Mehltau ist ein lästiger Pilz, der zu den häufigsten Schädlingen in unseren Gärten zählt. Hausmittel zur Bekämpfung des Schädlings sind günstig und in jedem Haushalt vorhanden.


Es ist Sommer, die Blumen blühen und überall kann man sich an den bunten Zierden der Gärten erfreuen. Umso ärgerlicher ist es, wenn die Lieblinge im Garten von Schädlingen befallen sind. Mehltau ist einer der häufigsten Schädlinge und kommt bei Rosen, Stachelbeeren, Äpfeln und vielen anderen Pflanzen vor.

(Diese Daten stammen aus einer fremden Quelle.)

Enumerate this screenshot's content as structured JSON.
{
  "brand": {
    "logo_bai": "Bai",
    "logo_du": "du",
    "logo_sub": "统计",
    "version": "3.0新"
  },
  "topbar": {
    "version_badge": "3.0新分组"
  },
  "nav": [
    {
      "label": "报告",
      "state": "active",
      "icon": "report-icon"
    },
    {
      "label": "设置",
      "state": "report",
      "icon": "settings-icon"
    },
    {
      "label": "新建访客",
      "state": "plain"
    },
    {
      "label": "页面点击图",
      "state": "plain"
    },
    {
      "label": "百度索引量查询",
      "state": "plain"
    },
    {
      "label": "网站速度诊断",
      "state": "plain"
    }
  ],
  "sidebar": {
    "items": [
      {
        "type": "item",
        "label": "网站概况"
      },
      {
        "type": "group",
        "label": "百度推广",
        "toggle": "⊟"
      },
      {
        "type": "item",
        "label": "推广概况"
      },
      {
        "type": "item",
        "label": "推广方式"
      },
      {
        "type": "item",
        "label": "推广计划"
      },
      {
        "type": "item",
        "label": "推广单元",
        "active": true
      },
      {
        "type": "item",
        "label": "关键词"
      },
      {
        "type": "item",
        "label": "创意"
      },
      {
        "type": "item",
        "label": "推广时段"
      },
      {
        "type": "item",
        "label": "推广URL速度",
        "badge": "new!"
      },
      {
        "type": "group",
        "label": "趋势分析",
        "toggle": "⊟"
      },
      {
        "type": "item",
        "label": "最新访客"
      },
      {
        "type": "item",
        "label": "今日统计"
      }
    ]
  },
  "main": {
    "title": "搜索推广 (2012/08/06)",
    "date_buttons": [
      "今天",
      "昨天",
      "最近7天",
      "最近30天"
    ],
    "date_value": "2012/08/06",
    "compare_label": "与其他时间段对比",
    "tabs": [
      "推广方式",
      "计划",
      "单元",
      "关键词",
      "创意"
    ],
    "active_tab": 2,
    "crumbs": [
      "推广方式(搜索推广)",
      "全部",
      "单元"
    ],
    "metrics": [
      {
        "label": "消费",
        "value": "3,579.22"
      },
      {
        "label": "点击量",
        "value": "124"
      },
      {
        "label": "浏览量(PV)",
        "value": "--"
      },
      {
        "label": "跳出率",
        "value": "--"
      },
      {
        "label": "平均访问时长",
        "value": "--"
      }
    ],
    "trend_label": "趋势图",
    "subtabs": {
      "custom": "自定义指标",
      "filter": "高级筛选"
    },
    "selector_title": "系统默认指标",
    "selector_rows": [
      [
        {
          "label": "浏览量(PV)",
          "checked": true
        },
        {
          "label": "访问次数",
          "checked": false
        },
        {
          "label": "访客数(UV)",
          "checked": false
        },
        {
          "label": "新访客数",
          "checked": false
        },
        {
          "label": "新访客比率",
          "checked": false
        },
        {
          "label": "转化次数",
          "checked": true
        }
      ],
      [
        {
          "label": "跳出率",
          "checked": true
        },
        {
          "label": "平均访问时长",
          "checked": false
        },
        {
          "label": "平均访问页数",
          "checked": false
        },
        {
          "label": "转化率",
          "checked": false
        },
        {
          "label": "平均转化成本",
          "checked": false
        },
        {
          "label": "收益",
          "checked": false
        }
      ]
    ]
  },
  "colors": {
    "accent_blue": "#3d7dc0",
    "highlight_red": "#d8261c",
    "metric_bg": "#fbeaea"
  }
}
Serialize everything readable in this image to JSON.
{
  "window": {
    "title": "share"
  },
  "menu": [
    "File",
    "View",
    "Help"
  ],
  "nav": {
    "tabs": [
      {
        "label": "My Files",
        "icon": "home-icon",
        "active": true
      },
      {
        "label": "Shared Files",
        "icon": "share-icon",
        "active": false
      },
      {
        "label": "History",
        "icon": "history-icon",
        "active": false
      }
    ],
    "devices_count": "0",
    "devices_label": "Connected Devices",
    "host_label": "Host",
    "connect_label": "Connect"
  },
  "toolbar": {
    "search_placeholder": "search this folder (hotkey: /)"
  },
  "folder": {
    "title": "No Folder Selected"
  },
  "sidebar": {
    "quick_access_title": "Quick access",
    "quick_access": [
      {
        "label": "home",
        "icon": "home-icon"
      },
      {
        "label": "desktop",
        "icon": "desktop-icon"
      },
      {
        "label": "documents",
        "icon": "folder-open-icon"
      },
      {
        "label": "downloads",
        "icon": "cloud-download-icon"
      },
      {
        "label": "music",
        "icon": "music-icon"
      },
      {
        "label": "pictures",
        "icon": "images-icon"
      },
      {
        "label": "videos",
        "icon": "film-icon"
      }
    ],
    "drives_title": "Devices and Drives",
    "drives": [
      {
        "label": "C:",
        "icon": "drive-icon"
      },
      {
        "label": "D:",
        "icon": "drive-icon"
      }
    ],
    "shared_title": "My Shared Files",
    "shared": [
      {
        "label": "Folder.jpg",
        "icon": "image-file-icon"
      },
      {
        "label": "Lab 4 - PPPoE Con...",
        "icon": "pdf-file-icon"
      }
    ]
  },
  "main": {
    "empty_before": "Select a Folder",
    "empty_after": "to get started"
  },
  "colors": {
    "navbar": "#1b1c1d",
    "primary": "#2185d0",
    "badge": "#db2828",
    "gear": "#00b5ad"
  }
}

Woran erkennt man Mehltau?

Mehltau lässt sich relativ schnell erkennen, da er die Oberseite der Blätter, die Blüten oder sogar die Früchte befällt. Dabei handelt es sich um einen weißen mehligen Belag auf den Blättern, der die Pflanze ziemlich verunstalten kann.

Wenn nur die Blattunterseite von einem mehligen, aber grauen Belag befallen ist, handelt es sich sehr wahrscheinlich um den falschen Mehltau. Dieser fühlt sich vor allem bei feuchtem Klima wohl. Deshalb befällt der falsche Mehltau oft Pflanzen in Gewächshäusern oder Gurken, Spinat, Kopfsalat und Wein. Die Blätter haben auf der Blattoberseite, im Unterschied zum echten Mehltau, gelb-braune Flecken.

Um diese Art des Mehltaus gar nicht erst entstehen zu lassen, sollte man beim Gießen der Pflanzen beachten, nicht über die Blätter zu gießen. Die Feuchtigkeit bleibt so im Boden. Zuviel Düngen kann die Wahrscheinlichkeit für einen Befall ebenfalls erhöhen.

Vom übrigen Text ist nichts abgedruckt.